HoodedMLet’s face it, 2015 has been a shit year for doom – sure, we’ve been inundated with boring stoner metal that dons a redneck trucker hat and follows the same cookie cutter formula of rip off, up tempo Sabbath and Cream riffs. But in all honesty, anyone with a shred of self-respect or knowledge of what good music should sound like won’t want to listen to that. Following the release of Bell Witch’s ‘Four Phantoms’ it looked like that was going to be the only album with any semblance of mournful, soul crushing darkness we were going to get all year, which is fine; it’s a top notch album and worthy of repeat plays, but variety really is the spice of life.

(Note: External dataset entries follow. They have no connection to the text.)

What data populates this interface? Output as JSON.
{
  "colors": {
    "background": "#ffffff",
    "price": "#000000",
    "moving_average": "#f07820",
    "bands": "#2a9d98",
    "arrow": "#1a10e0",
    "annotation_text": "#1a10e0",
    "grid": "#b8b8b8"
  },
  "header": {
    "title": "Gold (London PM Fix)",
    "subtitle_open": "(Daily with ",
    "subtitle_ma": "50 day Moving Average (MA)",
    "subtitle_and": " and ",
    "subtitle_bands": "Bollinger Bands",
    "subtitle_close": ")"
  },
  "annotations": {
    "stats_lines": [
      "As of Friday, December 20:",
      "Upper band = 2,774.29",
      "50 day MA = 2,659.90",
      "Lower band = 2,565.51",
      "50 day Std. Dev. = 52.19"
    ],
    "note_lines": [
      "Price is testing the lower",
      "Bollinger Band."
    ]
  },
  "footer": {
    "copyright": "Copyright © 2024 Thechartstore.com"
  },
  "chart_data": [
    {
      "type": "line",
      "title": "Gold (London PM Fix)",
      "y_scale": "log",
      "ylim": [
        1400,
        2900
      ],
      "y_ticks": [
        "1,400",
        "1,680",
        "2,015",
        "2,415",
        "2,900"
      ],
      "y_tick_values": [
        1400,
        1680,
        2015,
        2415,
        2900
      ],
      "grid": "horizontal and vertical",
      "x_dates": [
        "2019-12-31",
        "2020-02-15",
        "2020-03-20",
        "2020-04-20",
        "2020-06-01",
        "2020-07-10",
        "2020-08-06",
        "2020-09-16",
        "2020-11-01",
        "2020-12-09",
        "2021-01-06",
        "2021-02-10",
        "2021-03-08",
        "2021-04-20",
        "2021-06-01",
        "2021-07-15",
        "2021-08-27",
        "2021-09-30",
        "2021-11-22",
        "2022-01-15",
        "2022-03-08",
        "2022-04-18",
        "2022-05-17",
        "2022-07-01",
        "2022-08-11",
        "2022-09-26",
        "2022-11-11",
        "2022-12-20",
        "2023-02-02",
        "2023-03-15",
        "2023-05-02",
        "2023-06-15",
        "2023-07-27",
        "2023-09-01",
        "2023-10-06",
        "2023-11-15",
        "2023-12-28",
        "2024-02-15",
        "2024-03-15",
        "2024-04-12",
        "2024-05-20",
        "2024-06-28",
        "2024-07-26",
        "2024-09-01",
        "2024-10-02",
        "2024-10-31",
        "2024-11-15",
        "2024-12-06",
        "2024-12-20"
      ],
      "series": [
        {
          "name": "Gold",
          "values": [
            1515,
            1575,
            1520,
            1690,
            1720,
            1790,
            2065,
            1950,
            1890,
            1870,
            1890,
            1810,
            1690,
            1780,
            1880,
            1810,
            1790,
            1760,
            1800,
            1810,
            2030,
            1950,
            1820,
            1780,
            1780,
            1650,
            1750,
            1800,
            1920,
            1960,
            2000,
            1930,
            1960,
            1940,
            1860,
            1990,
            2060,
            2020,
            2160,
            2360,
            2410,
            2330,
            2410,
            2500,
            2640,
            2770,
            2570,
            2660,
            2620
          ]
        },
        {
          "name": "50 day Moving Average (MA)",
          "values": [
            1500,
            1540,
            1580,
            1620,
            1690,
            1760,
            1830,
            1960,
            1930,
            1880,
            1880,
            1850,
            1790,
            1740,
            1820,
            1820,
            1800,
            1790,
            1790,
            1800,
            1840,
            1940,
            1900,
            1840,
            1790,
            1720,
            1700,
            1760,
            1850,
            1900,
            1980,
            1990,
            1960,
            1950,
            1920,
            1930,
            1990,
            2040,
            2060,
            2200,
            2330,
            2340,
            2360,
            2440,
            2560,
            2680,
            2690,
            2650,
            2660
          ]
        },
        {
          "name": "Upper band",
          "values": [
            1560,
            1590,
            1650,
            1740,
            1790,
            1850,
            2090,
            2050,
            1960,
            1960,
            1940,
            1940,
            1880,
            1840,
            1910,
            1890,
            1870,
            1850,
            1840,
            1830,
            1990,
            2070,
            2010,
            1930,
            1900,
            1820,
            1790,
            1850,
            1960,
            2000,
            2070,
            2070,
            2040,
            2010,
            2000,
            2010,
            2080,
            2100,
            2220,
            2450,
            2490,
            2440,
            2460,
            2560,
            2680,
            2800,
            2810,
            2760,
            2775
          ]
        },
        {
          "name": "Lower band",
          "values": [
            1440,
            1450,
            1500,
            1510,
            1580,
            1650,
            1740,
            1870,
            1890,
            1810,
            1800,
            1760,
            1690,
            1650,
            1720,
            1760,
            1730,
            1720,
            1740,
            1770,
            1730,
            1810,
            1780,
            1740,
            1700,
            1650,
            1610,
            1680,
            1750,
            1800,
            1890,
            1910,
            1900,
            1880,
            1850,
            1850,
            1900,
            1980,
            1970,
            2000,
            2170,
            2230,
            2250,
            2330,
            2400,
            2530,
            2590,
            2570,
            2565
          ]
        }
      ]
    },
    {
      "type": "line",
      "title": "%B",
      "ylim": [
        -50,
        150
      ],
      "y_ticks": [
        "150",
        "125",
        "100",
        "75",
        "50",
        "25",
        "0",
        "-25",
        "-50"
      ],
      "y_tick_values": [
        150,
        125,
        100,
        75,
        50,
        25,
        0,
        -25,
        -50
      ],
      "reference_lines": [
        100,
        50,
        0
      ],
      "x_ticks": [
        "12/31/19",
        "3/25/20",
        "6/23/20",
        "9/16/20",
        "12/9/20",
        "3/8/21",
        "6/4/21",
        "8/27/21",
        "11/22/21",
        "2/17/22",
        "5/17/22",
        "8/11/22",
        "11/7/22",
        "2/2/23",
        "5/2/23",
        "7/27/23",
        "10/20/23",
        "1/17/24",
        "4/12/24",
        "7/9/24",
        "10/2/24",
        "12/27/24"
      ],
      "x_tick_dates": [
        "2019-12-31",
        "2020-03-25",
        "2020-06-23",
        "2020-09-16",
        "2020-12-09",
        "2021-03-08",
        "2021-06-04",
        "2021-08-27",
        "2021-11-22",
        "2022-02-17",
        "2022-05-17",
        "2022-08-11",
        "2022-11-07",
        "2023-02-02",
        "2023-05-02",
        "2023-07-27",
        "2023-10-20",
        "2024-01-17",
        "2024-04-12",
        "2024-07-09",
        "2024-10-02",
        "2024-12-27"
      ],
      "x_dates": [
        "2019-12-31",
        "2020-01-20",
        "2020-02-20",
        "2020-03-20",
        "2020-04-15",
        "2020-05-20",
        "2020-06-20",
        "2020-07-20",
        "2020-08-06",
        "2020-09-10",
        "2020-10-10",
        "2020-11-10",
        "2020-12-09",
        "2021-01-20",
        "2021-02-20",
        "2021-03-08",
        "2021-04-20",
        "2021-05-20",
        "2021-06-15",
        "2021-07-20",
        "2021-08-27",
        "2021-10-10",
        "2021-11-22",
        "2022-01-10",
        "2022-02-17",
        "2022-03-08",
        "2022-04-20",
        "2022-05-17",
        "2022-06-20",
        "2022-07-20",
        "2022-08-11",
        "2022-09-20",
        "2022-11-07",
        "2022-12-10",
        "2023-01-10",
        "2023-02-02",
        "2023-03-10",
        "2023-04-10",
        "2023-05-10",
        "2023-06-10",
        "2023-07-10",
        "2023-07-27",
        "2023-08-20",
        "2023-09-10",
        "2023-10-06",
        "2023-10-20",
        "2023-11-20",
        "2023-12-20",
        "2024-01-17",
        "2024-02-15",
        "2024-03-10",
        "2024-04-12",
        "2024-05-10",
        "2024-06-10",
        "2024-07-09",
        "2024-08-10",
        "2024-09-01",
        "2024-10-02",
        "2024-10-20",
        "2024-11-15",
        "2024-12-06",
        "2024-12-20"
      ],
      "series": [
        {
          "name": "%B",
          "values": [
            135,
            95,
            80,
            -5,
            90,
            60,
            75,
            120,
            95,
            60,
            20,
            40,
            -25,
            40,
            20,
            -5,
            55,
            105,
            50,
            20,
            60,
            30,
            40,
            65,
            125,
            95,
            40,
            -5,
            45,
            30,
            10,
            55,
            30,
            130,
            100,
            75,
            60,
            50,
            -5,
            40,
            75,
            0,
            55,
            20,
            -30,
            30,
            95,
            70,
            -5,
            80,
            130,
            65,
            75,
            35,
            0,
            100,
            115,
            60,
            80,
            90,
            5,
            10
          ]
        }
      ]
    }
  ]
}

Then along come Finland’s Hooded Menace with fourth full length ‘Darkness Drips Forth’ – a welcome beacon of dread in the cesspool of retro amp worship and that fucking godawful ‘praiseiommi’ hashtag.

What makes Hooded Menace most interesting are their death metal roots – when they first started out, their longest song barely touched the seven minute mark. Now they’re churning out 12 minute long funereal dirges that have the ability to both writhe in the murk and reign in chaos. A much needed breath of fresh air in a genre that’s quickly becoming stale. Their doom-death hybrid reaches new heights of depravity and creativity on their latest record. Despite the lengthy durations of each track, Hooded Menace manage to avoid boring listeners to tears and instead seem to take full command of the stretches of time their music encapsulates and pack it full of tension of suspense. Sure, there’s the occasional breakdown into frantic weirdness, but they never loosen their grasp or command of your full and undivided attention.

Pykkö’s vocals remain at a low-end rumble throughout, alongside the sludge-tinged chug of the guitars – this gives the music it’s relentlessly murky atmosphere, while the double bass of the drums and Pykkö’s solos and dual guitar harmonies with Hannonen infuse each song with 90s melodic death metal. The ever changing pace will certainly keep listeners on their toes, while dragging them under with a creeping rhythm and bass section. ‘Darkness Drips Forth’ is an album that will appeal to fans of metal of every subgenre and Hooded Menace have proven themselves to be not just a band renowned for being unrelentingly heavy but also worthy of praise for their innovative song writing.